Monday, 10 August 2015

Movie Review: Kiss Kiss Bang Bang (2005)


A convoluted neo-noir aiming for a hip comic vibe, Kiss Kiss Bang Bang trips all over its attitude and fails to find a soul in the tale of multiple murders set among the Hollywood set.

Harry (Robert Downey Jr) is a petty thief who crashes an audition while escaping the police. He is mistaken for a method actor with talent and ends up at a swanky Los Angeles pool party at the house of retired actor Harlan Dexter (Corbin Bernsen). Harry reconnects with childhood crush Harmony (Michelle Monaghan), and meets private investigator Perry (Val Kilmer), with Perry ostensibly hired to help Harry prepare for an acting role as a detective.

Harry rides along with Perry on a seemingly routine nighttime surveillance assignment that ends with the two of them witnessing a car flying into a lake with the body of dead woman inside.
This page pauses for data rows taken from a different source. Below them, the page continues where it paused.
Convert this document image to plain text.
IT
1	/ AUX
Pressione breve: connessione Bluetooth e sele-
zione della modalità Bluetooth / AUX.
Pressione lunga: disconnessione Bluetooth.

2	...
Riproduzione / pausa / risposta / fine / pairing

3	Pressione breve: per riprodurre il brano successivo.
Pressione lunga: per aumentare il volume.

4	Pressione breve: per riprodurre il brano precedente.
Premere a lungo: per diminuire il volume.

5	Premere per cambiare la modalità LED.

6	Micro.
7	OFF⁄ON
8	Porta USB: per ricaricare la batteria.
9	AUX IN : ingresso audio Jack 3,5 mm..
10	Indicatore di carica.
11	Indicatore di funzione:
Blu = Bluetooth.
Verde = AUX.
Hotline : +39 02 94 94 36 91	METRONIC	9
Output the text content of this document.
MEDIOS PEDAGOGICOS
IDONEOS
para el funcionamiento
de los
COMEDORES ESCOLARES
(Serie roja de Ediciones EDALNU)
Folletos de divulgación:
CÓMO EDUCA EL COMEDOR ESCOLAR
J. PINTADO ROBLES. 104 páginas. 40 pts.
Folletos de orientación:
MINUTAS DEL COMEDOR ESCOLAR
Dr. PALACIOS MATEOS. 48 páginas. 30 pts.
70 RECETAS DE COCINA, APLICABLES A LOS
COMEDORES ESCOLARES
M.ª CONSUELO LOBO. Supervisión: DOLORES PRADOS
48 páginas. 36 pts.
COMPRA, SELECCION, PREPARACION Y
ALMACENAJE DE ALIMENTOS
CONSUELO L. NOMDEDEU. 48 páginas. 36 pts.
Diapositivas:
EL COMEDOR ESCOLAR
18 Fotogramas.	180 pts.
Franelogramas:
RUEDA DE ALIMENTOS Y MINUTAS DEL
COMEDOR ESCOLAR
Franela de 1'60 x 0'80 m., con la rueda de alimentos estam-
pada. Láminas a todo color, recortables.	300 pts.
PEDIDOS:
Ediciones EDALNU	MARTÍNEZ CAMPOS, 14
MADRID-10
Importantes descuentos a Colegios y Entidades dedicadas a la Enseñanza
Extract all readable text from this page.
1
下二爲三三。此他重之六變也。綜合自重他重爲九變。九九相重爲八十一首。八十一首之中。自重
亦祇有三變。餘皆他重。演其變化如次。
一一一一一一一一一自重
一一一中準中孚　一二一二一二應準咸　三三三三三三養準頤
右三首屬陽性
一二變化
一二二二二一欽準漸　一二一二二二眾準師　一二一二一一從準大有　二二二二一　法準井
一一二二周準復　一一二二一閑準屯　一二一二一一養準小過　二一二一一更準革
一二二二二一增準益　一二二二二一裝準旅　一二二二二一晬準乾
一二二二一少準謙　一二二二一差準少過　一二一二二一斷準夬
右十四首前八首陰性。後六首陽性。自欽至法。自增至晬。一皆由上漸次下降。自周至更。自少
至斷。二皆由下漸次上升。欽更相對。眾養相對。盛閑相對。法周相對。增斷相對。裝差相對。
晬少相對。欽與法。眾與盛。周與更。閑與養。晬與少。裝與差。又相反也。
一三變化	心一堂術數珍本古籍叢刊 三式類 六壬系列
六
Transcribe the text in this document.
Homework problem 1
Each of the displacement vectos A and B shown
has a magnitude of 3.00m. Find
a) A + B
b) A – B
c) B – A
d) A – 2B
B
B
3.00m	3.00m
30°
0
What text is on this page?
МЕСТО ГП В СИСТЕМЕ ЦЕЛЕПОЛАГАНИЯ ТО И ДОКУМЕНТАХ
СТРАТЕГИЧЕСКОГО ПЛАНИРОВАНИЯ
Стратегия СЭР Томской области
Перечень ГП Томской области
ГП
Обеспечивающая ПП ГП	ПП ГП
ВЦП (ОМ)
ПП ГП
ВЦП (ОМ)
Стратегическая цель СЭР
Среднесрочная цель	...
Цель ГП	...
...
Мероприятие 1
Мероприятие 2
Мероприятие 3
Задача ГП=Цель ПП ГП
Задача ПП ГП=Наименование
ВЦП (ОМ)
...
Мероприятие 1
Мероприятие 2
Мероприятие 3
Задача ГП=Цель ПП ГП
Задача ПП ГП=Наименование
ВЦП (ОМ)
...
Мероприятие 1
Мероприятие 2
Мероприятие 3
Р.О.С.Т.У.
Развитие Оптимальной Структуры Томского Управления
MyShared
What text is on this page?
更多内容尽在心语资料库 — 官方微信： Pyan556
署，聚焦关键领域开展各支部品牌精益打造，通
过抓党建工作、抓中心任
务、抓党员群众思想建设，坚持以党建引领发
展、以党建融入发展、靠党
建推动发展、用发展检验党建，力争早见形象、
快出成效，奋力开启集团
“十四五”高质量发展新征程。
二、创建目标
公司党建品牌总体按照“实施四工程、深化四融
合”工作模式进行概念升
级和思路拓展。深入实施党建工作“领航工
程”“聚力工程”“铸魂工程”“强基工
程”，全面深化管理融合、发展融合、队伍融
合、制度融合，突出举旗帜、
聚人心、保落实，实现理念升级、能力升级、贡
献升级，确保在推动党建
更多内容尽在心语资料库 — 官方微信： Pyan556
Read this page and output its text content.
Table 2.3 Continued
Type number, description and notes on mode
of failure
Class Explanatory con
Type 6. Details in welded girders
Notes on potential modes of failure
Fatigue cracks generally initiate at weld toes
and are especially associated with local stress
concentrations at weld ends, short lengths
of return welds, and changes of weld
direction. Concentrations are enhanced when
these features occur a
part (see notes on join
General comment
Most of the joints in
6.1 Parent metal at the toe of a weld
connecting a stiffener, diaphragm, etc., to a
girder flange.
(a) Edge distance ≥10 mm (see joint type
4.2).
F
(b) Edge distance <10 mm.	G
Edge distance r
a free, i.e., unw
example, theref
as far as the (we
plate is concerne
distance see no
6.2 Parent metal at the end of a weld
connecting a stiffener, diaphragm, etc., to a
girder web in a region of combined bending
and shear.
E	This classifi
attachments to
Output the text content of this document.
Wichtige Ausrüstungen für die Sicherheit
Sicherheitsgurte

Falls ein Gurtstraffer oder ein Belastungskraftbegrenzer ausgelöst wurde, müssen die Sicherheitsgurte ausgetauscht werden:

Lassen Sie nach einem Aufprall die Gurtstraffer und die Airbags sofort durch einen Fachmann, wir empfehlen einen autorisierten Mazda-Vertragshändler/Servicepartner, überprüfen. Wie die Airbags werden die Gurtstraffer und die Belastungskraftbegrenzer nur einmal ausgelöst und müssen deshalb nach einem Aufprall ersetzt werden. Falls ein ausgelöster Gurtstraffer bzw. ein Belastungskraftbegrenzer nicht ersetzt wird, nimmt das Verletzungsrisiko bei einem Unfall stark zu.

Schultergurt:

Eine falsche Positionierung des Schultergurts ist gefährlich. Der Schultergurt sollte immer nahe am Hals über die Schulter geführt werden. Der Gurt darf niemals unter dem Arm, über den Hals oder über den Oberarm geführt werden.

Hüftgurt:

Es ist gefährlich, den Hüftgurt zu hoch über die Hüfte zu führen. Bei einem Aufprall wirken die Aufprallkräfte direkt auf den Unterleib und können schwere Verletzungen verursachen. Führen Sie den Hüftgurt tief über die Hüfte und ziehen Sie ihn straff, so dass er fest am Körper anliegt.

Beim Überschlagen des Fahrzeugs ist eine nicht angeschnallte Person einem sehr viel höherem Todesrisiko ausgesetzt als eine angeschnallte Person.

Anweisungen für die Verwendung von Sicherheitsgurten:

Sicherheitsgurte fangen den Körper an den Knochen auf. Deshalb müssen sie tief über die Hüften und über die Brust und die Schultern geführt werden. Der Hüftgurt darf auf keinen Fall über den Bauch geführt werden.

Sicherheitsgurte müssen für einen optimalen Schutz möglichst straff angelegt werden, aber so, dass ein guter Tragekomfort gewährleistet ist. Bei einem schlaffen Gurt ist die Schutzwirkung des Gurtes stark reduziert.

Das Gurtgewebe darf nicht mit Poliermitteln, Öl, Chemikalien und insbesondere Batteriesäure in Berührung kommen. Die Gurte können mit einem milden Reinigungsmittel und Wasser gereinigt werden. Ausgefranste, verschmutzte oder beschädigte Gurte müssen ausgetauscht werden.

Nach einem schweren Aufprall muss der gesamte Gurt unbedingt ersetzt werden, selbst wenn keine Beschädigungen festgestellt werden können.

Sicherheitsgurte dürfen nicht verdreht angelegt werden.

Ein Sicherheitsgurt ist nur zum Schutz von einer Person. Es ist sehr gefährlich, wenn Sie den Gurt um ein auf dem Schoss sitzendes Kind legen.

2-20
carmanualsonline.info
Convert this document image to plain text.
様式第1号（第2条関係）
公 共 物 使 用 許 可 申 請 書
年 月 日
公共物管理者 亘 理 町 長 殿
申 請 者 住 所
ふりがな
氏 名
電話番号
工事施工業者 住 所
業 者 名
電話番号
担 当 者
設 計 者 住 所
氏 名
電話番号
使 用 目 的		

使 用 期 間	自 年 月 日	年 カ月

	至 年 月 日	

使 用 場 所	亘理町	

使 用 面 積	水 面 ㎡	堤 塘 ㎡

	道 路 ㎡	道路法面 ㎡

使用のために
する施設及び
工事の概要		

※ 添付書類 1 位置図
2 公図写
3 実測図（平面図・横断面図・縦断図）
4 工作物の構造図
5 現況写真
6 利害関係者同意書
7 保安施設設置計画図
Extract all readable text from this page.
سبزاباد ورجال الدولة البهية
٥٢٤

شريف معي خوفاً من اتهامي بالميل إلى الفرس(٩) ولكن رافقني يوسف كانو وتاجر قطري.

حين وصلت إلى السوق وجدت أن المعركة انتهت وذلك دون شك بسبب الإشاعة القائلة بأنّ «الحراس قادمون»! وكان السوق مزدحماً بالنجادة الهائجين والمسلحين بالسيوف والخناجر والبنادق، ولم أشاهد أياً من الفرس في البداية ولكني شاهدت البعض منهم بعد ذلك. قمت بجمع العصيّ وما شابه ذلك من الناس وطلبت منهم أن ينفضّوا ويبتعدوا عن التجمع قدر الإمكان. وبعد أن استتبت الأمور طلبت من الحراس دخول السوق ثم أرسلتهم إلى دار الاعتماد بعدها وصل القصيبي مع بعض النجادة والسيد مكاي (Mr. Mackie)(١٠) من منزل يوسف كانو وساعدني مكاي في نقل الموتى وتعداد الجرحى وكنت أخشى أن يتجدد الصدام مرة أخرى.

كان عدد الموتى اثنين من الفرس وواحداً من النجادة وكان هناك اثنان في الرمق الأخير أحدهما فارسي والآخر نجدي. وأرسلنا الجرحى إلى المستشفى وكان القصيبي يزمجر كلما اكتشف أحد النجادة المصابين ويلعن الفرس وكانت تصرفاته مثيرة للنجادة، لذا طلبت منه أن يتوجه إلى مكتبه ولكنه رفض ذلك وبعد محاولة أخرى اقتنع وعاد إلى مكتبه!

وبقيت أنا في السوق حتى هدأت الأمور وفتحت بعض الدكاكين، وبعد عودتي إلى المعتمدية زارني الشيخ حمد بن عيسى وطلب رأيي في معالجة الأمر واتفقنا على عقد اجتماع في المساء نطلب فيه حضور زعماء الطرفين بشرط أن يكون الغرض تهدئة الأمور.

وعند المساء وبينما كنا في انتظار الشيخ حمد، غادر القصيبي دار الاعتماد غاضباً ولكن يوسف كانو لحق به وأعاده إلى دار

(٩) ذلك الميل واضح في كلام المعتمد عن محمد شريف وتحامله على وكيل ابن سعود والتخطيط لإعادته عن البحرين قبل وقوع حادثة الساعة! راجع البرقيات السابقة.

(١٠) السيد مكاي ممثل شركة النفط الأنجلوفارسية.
Soon after, Harmony's sister is reported to have committed suicide, but Harmony believes that she may have been murdered. Harmony thinks that Harry is an actual detective and wants him to investigate. Harry and Perry soon find themselves threatened, tortured and embroiled in a sordid familial dispute, as the body-in-the-lake suddenly resurfaces and links emerge between the cases of the two dead women.

Kiss Kiss Bang Bang races ahead in search of a cool buzz, but in doing so, the film leaves behind essential elements needed to engage. The characters are introduced in the most cursory manner, and none are anywhere near likeable. To make matters worse, bad things happen to irrelevant people. For the longest time, the dead woman in the lake is an unknown victim. When her identity is revealed, she is no more interesting. And Harmony's sister is dead before she is even introduced. The lack of empathy for any of the characters, dead or alive, becomes a gaping black hole undermining the film's appeal.

Much of the fault lies in the script by Shane Black, best known for penning Lethal Weapon, and here also taking over directing duties for the first time. Black has clear intentions to create a relatively comic film noir packed with irony and irreverence to catch a young audience. It's an admirable goal, but the mix is not quite right. The best moments, such as Harry finding the dead woman's corpse in his bathroom, work more as almost outright comedy, punching holes in any pretense that this could also be a grim drama. Meanwhile, Harry's narration is most unhelpful. Black intentionally aims to make the narrative as complex as possible in a nod to impossible-to-follow classics like The Big Sleep. But Harry's narration, rather than building a sense of cynical frustration, is irritatingly smug.

Kiss Kiss Bang Bang is left with loads of style devoid of substance, and reasonable performances from a willing cast. Downey Jr. deploys his vaguely puzzled persona to good effect, and is ably supported by a more-engaged-than-usual Val Kilmer. Michelle Monaghan is game but not helped by a character that gets caught in the wide gulf between potential femme fatale and madcap comedienne. Kiss Kiss Bang Bang takes a few shots, mostly misses, and lands with a disappointing clang.